Nov. 7, 2010 — -- A DNA link has been found between the abduction and murder of Virginia Tech student Morgan Harrington a year ago and the kidnapping and rape of a Fairfax, Va., woman in 2005.
Harrington's family and friends traveled from their home in Roanoke, Va. to Fairfax on Saturday, hoping to keep the unsolved case in the public eye.
"It's too late for us. Our daughter is dead. But it's not too late for the next girl, and that's why I can't give up," Harrington's mother Gil Harrington told ABC affiliate WJLA-TV in Washington, D.C.
"It's easy for a community to grow complacent and forget that there is still violence and that a predator still walks the streets," Gil Harrington said.
They passed out leaflets with a composite sketch of the man suspected of abducting and raping a 25-year old Fairfax County woman in 2005.
"We want justice for our daughter, but we want the community to be safe," Morgan Harrington's father Dan Harrington said.
The 20-year-old woman was last seen at a Metallica concert in Charlottesville, Va., on Oct. 17, 2009. Her body was found on a Virginia farm in January.
"It's scary, I have a 16-year-old daughter," Caravan volunteer Amanda St. Clair told WJLA-TV.
"The DNA collected from that young lady is connected forensically to Morgan's murder. There's no question about it," St. Clair said.
Police have said that the suspect may have changed his appearance in five years, but Harrington's family and friends still hope someone might remember him or make a connection.
"The people he possibly worked for. This guy has to be eating somewhere. He's got to be sleeping somewhere. Somebody knows him," Caravan volunteer Kenny Jarels said.
Harrington's body was discovered in January, on a remote farm in Albermarle County, about 10 miles from where Harrington was last seen at a Metallica concert.
Police said there were tricky "obstacles" to get to the location on Anchorage Farm where the body was found, so they asked people who live in the area to alert investigators to whoever was familiar with the roads and terrain there.
"People in the Anchorage Farm area, you know what goes on there, you know the history," Virginia State Police Lt. Joe Rader said. "You know who comes in and out of the vicinity and you might not realize it but you probably have some information for us that you don't even think is important."
"We encourage you, pick up the phone and call us," said Rader, also offering a special phone line, 434-709-1685, that has been set up for tips.
Family and friends of Harrington have long been convinced that she was a victim of a murderer.
Jenna Testerman, one of Harrington's best friends, said in February that she knows Harrington would not have succumbed to a killer without putting up a fight.
"I really don't know what happened to her," Testerman told ABCNews.com, just days after the search for Harrington came to a grim ending with the discovery of her body. "She wasn't someone who would just wander off."
"But what I do know is that Morgan is a fighter and she would have fought to the death," said Testerman.
"We were all hoping that they were going to find her safe and while we knew it would take a lot of work to get Morgan back to normal, we just wanted her to be alive," Testerman said. "We just wanted her to give us one of her big hugs that she's known for."
Testerman said she is particularly feeling the loss. She and Harrington were part of a close-knit group of girlfriends who called themselves "The Nine." Some of the girls even got the number nine tattooed on their bodies as a symbol of their friendship when they all went off to college.
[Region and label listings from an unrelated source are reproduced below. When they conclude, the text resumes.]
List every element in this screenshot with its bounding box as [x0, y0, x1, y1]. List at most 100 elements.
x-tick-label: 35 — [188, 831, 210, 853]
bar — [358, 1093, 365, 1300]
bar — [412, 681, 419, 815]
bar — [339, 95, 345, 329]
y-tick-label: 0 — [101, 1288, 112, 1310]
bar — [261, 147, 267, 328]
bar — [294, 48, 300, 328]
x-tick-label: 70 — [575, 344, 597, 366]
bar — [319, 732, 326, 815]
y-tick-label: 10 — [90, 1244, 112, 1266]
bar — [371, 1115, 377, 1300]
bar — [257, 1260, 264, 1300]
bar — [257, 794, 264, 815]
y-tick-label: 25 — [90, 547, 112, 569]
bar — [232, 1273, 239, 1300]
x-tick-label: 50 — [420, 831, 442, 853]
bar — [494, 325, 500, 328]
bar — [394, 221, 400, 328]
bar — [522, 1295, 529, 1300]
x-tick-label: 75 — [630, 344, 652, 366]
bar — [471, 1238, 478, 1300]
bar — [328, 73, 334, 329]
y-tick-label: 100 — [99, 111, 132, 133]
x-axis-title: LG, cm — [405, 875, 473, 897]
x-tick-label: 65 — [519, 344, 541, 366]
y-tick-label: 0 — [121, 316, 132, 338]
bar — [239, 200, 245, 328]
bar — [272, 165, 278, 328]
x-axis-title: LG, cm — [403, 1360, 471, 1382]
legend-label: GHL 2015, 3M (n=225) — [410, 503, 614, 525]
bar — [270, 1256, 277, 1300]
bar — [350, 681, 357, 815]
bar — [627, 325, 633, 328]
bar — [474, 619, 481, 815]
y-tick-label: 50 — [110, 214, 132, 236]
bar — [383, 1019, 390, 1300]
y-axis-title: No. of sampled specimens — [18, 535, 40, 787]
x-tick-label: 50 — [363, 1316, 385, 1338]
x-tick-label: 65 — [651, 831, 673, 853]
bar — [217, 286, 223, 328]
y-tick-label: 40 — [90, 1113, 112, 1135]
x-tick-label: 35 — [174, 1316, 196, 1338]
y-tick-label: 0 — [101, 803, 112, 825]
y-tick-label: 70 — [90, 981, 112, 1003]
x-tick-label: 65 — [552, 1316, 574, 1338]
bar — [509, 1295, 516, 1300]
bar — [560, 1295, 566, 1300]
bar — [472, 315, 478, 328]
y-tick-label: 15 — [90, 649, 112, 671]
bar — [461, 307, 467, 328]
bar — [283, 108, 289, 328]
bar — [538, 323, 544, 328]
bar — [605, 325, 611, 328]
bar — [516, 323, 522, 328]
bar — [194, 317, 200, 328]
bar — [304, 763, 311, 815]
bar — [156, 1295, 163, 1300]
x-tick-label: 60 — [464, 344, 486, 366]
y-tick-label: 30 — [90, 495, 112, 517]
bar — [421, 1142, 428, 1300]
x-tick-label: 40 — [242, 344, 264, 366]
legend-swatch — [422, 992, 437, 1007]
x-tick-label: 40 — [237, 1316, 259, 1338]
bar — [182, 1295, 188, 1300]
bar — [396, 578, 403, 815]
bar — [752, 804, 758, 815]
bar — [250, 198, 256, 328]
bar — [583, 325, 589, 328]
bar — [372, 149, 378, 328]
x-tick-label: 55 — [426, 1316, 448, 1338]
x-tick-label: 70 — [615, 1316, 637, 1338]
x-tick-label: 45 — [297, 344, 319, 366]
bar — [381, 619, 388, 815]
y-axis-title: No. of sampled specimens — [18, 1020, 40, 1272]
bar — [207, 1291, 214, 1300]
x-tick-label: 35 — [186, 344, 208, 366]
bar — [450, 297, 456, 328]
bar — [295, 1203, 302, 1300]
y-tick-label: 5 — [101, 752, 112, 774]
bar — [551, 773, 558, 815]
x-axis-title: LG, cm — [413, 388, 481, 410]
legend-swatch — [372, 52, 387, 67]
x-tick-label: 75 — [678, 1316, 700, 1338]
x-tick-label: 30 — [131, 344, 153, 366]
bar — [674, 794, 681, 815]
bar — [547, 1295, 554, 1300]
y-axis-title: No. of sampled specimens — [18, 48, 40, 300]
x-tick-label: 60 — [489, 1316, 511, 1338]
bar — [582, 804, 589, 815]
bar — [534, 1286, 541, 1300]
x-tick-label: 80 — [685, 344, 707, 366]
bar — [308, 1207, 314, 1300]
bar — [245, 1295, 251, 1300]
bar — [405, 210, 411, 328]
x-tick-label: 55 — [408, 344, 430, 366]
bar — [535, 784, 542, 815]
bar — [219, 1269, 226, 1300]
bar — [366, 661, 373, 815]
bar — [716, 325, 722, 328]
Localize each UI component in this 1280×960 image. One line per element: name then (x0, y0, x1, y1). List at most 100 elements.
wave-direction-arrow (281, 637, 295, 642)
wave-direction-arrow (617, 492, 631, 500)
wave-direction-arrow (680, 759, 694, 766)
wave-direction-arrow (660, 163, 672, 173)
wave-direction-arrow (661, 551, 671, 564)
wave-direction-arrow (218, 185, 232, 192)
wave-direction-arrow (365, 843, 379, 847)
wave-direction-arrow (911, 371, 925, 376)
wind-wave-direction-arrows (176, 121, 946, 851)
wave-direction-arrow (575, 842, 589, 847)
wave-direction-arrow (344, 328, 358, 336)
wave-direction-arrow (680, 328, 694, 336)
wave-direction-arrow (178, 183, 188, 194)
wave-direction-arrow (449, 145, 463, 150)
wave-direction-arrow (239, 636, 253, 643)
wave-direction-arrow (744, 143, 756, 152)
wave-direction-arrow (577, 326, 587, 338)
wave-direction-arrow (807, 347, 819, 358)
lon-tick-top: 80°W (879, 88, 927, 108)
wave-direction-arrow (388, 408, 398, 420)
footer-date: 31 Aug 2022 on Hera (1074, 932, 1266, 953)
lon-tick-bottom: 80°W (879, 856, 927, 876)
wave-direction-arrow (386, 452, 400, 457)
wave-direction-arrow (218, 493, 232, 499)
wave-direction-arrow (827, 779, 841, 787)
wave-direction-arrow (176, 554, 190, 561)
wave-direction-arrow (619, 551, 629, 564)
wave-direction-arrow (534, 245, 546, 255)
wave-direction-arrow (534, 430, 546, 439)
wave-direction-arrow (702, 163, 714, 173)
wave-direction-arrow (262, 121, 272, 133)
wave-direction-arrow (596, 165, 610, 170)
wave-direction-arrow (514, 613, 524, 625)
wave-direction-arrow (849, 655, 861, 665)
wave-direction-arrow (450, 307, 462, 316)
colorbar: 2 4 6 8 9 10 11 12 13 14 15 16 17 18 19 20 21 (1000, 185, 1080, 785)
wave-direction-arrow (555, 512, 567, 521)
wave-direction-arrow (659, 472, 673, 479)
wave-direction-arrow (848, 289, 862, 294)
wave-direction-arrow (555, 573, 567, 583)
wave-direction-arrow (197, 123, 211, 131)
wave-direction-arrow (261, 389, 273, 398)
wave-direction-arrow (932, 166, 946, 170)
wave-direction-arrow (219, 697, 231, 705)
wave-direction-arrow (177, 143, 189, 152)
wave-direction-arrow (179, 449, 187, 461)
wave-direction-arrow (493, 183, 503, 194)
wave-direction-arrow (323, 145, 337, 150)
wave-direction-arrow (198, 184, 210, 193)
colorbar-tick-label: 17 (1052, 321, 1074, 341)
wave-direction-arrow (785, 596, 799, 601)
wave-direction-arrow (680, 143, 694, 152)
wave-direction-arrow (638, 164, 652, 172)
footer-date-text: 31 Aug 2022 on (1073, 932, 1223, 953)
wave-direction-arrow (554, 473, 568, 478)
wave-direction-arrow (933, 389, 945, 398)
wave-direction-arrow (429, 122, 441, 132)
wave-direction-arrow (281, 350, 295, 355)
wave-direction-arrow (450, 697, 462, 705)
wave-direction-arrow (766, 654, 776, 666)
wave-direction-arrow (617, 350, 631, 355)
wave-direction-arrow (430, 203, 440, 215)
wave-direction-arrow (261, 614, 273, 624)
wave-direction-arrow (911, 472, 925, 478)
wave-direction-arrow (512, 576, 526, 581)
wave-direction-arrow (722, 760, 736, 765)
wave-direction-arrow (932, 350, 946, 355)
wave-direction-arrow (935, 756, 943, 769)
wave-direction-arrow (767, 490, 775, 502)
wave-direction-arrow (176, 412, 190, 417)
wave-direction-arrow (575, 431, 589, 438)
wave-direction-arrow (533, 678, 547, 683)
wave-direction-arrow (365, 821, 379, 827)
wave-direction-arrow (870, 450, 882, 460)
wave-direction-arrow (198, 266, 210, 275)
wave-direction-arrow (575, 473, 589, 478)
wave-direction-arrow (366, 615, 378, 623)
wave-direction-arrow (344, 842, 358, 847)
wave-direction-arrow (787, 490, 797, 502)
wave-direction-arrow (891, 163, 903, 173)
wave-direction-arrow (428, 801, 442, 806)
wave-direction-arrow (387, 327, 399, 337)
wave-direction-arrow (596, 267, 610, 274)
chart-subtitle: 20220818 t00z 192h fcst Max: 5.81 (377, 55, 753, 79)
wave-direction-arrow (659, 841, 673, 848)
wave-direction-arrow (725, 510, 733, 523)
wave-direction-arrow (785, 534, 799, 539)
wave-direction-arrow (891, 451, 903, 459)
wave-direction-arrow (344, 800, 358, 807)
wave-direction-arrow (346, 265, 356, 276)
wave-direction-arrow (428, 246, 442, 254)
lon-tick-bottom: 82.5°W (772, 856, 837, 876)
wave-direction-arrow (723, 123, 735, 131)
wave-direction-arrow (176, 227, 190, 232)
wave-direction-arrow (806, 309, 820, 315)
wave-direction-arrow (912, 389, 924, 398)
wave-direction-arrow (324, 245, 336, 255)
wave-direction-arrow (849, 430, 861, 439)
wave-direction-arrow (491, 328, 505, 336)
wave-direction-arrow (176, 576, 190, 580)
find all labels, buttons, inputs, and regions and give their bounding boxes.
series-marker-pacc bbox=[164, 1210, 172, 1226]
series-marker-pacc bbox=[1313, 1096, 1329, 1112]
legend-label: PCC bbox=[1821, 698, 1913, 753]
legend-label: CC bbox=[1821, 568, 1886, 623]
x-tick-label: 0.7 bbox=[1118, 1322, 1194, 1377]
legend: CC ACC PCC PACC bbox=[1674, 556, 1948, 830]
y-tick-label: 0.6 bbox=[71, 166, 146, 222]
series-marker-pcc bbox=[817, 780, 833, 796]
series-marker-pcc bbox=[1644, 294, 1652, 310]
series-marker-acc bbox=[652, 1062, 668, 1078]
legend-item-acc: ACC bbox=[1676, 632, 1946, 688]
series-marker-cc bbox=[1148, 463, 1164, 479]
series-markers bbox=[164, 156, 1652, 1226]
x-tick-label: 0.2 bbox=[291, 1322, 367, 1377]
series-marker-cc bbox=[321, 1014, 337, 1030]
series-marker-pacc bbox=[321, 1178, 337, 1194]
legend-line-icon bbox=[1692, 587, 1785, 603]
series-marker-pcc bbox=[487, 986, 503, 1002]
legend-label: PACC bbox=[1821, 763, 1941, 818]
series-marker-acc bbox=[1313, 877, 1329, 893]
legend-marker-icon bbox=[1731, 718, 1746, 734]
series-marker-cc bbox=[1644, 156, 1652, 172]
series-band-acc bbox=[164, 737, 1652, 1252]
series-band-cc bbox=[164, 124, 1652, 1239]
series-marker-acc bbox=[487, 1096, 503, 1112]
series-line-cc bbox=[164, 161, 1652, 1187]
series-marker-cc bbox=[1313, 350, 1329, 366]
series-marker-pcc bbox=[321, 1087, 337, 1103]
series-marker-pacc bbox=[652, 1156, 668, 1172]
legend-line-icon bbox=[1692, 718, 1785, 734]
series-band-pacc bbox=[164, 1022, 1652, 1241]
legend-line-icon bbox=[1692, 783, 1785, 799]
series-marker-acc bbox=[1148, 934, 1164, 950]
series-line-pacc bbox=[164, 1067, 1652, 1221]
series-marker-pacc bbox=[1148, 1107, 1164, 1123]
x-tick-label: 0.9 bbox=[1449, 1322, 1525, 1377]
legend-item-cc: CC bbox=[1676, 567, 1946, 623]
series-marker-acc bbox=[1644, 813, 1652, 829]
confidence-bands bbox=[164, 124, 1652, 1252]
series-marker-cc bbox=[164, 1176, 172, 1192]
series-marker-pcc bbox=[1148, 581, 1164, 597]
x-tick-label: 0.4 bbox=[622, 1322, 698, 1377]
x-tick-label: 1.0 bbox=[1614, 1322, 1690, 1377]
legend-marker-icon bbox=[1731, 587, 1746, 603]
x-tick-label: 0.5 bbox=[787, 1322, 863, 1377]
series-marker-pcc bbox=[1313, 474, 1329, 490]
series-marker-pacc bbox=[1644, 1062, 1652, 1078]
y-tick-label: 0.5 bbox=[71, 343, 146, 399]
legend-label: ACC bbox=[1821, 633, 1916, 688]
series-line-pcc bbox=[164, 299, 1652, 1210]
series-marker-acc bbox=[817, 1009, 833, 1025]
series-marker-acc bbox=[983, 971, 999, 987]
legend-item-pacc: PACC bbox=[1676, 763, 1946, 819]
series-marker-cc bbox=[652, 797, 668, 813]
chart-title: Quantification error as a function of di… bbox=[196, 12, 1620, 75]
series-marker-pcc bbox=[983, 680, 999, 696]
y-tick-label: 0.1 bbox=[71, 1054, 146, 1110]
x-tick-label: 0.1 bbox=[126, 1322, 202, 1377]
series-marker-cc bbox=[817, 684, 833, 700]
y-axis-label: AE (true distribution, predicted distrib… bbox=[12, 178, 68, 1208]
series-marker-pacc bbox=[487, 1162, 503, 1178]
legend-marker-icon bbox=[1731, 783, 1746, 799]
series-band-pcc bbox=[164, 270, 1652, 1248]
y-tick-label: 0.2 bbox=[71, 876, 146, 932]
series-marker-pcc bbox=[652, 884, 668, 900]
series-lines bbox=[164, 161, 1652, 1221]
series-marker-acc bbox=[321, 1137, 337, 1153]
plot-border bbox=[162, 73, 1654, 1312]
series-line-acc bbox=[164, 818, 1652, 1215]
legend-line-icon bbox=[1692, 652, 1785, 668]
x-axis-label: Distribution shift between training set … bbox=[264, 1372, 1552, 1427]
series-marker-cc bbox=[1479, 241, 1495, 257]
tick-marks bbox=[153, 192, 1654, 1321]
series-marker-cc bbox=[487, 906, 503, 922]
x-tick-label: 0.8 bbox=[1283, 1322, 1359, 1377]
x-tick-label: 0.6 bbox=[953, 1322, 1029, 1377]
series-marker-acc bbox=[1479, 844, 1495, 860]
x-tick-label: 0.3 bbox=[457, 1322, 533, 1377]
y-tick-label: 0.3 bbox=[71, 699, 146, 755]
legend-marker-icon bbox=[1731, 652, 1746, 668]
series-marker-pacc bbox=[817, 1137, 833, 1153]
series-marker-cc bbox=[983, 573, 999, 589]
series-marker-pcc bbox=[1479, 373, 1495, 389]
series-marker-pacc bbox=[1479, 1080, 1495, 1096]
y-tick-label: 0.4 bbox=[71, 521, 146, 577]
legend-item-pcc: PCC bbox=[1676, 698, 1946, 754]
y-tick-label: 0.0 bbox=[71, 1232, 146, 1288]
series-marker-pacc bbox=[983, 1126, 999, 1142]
Now they are eight.
"We just hope that she didn't have to go through any pain and that her killer showed her mercy and that she's up above in heaven looking down on us," said Testerman.
In a chilling blog entry on Jan. 31 on a Web site dedicated to Harrington, the girl's father, Dan Harrington, wrote about retrieving his dead daughter's body after months of hoping she'd be found alive.
"How could someone have erased so much of what Morgan was and reduced her to a jumbled heap of bones?" wrote Dan Harrington. "Who would ever have thought it would be mine to see every image of Morgan's life -- from her first faint shadows on fetal ultrasound to the gaping orbital hollows in her skull? An abomination to witness this ending."
What Happened to Morgan Harrington After the Metallica Concert?
Few details have emerged about the night she went missing. Harrington had gone to a Metallica concert at the John Paul Jones Arena in Charlottesville when she got separated from her friends, who believe she stepped outside for a smoke.
Harrington, who was wearing a black mini skirt, black tights and black boots as well as a black T-shirt with "Pantera" written on the front in tan letters, called her friends on a cell phone to say she was not allowed back inside.
Sarah Snead, who had accompanied Harrington and another friend to the concert, told WSLS in Roanoke that she had been the one to receive the phone call telling them that she was stuck outside the arena.
"[She said] don't worry, I'll find a way home," said Snead.
Surveillance cameras at the concert caught Harrington getting turned away from several entrances as she tried to return to the concert. Later, witnesses told police they saw someone matching her description in a nearby grassy parking lot, and then walking on an adjacent road.
The morning after the concert, Harrington's purse and cell phone were found in that grassy field and later, her parents Dan and Gil Harrington, called police to report her missing.